Elon Musk Photo: VCG


Tesla CEO Elon Musk said artificial intelligence (AI) computing power and energy supply will become the biggest challenges to technological development, noting that China would "utterly dominate" sectors such as AI, electric vehicles and humanoid robotics in the "absence of breakthrough innovations" in the US.

The remarks were made during a during a recent three-hour podcast interview with Dwarkesh Petal, where he discussed AI, manufacturing, humanoid robots and the evolving landscape of US-China technological competition.

Global AI chip output is growing exponentially, but terrestrial power generation and heat dissipation are failing to keep pace, said Musk. Outside of China, electricity output is largely flat, he said, making it increasingly difficult to support the power demands of large-scale AI compute clusters. As a result, Musk argued that within roughly three years — around 2029 — deploying massive AI computing capacity in space could become the most economical solution.

He highlighted China's structural advantages in both energy and manufacturing. China produces solar panels at exceptionally low cost and possesses the world's strongest power-generation capacity. Speaking earlier this year at the World Economic Forum in Davos, Musk said that "China, just in solar that can provide steady-state power and batteries, can do half of the US electricity output per year just with solar."

"China is very advanced in manufacturing. There are only a few areas where it is not," Musk said, describing the country as a "next-level manufacturing powerhouse."

He cited ore refining as a core example, estimating that China processes roughly twice as much ore as the rest of the world combined. With a population roughly four times that of the US and a stronger work ethic, Musk said "we definitely can't win on the human front, but we might have a shot at the robot front."

Musk spoke highly of the strategic importance of humanoid robots in manufacturing, particularly in continuous, round-the-clock industrial operations. "The best useful robots in the beginning will be any continuous operations — any 24/7 operation — because then they can work continuously," he said.

Electricity output is a reasonable proxy for the economy, said Musk, estimating that China would exceed three times US electricity output, which means that China's industrial capacity is roughly three times that of the US.

Musk said any given thing is going to have Chinese content because China's doing twice as much refining work as the rest of the world. "And then they'll go all the way to the finished product with the cars. China's a powerhouse," he noted. 

In a statement sent to the Global Times by Tesla on Sunday, the company said it plans to allocate more than $20 billion in 2026 to investments spanning AI computing capacity, robotics factories, the Cybercab program, as well as energy storage and charging infrastructure.

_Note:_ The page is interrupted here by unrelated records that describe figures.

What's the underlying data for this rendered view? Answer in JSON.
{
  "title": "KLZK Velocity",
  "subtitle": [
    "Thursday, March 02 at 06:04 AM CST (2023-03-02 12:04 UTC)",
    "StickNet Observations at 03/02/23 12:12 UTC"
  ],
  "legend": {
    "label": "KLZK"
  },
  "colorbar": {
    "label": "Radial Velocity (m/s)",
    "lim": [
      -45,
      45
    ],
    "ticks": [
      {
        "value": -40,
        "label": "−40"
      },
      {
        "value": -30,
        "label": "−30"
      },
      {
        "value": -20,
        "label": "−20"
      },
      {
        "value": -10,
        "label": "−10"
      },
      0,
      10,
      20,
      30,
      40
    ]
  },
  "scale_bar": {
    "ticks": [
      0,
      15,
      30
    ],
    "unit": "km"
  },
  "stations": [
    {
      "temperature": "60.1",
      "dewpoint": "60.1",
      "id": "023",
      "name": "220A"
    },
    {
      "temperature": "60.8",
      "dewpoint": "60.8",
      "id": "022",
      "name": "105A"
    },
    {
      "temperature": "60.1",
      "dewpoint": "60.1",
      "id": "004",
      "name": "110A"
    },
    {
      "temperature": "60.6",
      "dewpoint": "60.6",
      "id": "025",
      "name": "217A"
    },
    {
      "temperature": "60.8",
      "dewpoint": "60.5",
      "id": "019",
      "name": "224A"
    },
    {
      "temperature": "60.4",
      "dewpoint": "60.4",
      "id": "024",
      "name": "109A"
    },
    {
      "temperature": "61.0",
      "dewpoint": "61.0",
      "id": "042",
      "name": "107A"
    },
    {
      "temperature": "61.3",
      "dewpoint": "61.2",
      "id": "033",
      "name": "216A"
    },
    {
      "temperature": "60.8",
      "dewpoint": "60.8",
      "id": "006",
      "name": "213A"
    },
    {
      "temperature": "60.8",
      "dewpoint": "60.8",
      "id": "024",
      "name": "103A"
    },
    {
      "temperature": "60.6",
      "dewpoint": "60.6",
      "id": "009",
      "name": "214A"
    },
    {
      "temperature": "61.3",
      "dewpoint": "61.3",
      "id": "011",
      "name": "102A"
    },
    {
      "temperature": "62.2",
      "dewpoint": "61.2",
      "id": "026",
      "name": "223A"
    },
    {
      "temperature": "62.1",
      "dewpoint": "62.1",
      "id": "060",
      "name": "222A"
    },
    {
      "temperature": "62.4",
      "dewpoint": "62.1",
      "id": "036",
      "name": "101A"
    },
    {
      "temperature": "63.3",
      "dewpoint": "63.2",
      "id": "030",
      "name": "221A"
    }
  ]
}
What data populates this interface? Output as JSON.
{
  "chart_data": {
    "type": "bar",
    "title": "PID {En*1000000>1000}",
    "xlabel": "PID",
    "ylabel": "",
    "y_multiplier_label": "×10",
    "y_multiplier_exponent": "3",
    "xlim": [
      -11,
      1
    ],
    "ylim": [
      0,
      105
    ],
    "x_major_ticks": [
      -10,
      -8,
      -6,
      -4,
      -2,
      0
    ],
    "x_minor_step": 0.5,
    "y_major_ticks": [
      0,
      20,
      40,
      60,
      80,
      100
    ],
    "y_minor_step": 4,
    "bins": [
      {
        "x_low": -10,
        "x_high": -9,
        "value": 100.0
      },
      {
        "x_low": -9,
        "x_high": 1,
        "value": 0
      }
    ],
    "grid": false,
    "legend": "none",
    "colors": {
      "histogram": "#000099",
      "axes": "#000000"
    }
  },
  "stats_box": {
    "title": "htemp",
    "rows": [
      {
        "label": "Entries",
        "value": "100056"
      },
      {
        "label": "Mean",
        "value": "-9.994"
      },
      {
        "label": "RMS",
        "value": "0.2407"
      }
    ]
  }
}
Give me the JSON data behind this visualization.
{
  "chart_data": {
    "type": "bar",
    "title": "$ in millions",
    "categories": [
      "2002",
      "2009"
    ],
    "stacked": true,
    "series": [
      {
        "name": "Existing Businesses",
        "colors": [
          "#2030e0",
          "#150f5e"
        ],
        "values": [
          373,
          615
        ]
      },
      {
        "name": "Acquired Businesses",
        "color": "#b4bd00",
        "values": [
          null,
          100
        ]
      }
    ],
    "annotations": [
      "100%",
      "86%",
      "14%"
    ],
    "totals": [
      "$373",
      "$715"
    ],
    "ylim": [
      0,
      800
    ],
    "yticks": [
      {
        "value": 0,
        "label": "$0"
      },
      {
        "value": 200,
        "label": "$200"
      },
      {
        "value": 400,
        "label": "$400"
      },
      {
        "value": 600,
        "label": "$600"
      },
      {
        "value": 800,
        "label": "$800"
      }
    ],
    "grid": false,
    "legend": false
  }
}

Tesla Vice President Tao Lin noted that the $20 billion-plus budget covers Tesla's global markets. While detailed China-specific plans have yet to be disclosed, the strategic direction is clear: stepping up investment in AI software and hardware, along with energy-related technologies. She added that Tesla has already deployed a localized training center in China, dedicated to the local optimization and fine-tuning of Tesla's intelligent assisted driving systems.